The $1,200 gas rebate is a zombie claim. It originated from a real bill — H.R.7099, the Gas Rebate Act of 2022 — but that bill never received a vote, never sent a payment, and expired with the 117th Congress. No current federal legislation would send gas rebate checks to Americans. The only gas-related bill in the 119th Congress proposes a tax holiday, not direct payments.

National average gas prices are currently $2.92 per gallon, well below the $4.00 trigger that the 2022 bill would have required. If you see a social media post claiming you can claim a $1,200 gas rebate, do not click the link. It is either misinformation or an active scam. Verify any government benefit claims through official sources like congress.gov, irs.gov, or usa.gov. Share this information with friends and family members who may encounter these posts, particularly older adults who are disproportionately targeted by benefit-scam schemes.

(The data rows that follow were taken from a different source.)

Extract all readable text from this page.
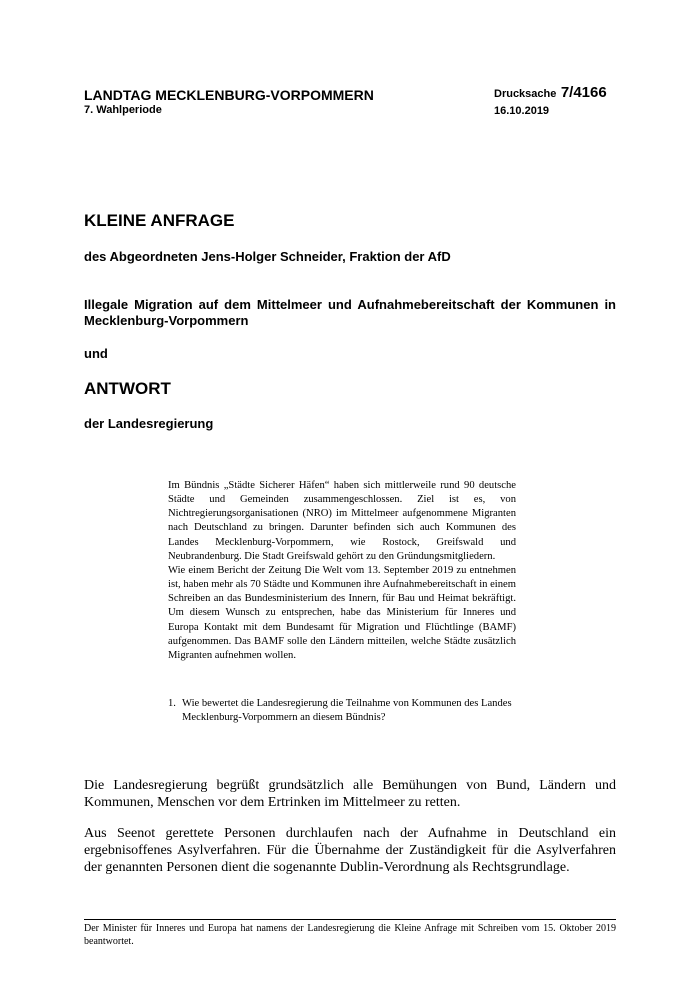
LANDTAG MECKLENBURG-VORPOMMERN
7. Wahlperiode
Drucksache 7/4166
16.10.2019
KLEINE ANFRAGE
des Abgeordneten Jens-Holger Schneider, Fraktion der AfD
Illegale Migration auf dem Mittelmeer und Aufnahmebereitschaft der Kommunen in Mecklenburg-Vorpommern
und
ANTWORT
der Landesregierung

Im Bündnis „Städte Sicherer Häfen“ haben sich mittlerweile rund 90 deutsche Städte und Gemeinden zusammengeschlossen. Ziel ist es, von Nichtregierungsorganisationen (NRO) im Mittelmeer aufgenommene Migranten nach Deutschland zu bringen. Darunter befinden sich auch Kommunen des Landes Mecklenburg-Vorpommern, wie Rostock, Greifswald und Neubrandenburg. Die Stadt Greifswald gehört zu den Gründungsmitgliedern.

Wie einem Bericht der Zeitung Die Welt vom 13. September 2019 zu entnehmen ist, haben mehr als 70 Städte und Kommunen ihre Aufnahmebereitschaft in einem Schreiben an das Bundesministerium des Innern, für Bau und Heimat bekräftigt. Um diesem Wunsch zu entsprechen, habe das Ministerium für Inneres und Europa Kontakt mit dem Bundesamt für Migration und Flüchtlinge (BAMF) aufgenommen. Das BAMF solle den Ländern mitteilen, welche Städte zusätzlich Migranten aufnehmen wollen.

1. Wie bewertet die Landesregierung die Teilnahme von Kommunen des Landes Mecklenburg-Vorpommern an diesem Bündnis?
Die Landesregierung begrüßt grundsätzlich alle Bemühungen von Bund, Ländern und Kommunen, Menschen vor dem Ertrinken im Mittelmeer zu retten.
Aus Seenot gerettete Personen durchlaufen nach der Aufnahme in Deutschland ein ergebnisoffenes Asylverfahren. Für die Übernahme der Zuständigkeit für die Asylverfahren der genannten Personen dient die sogenannte Dublin-Verordnung als Rechtsgrundlage.
Der Minister für Inneres und Europa hat namens der Landesregierung die Kleine Anfrage mit Schreiben vom 15. Oktober 2019 beantwortet.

Frequently Asked Questions

Has the $1,200 gas rebate been approved by Congress?

No. The Gas Rebate Act of 2022 (H.R.7099) was never voted on and died in committee. No gas rebate legislation has been approved by Congress.

Are gas stimulus checks being mailed out in 2025 or 2026?

No. There is no federal program sending gas stimulus checks. Posts claiming otherwise are false.

What was the income limit for the proposed gas rebate?

The 2022 proposal set the limit at $75,000 AGI for single filers (phasing out at $80,000) and $150,000 for joint filers (phasing out at $160,000). But since the bill never passed, these limits were never applied.

Is the Gas Prices Relief Act of 2025 the same as the gas rebate?

No. H.R.3768 proposes a federal gas tax holiday (setting the tax to $0), not direct payments to individuals. It is a different mechanism entirely.

What should I do if I clicked a link claiming to offer a gas rebate?

Monitor your bank accounts and credit reports, consider a credit freeze, and report the scam to the FTC at reportfraud.ftc.gov.

Are any states offering gas rebates?

Most state-level gas relief programs from 2022 have expired. Check your state government’s official website for any current assistance programs.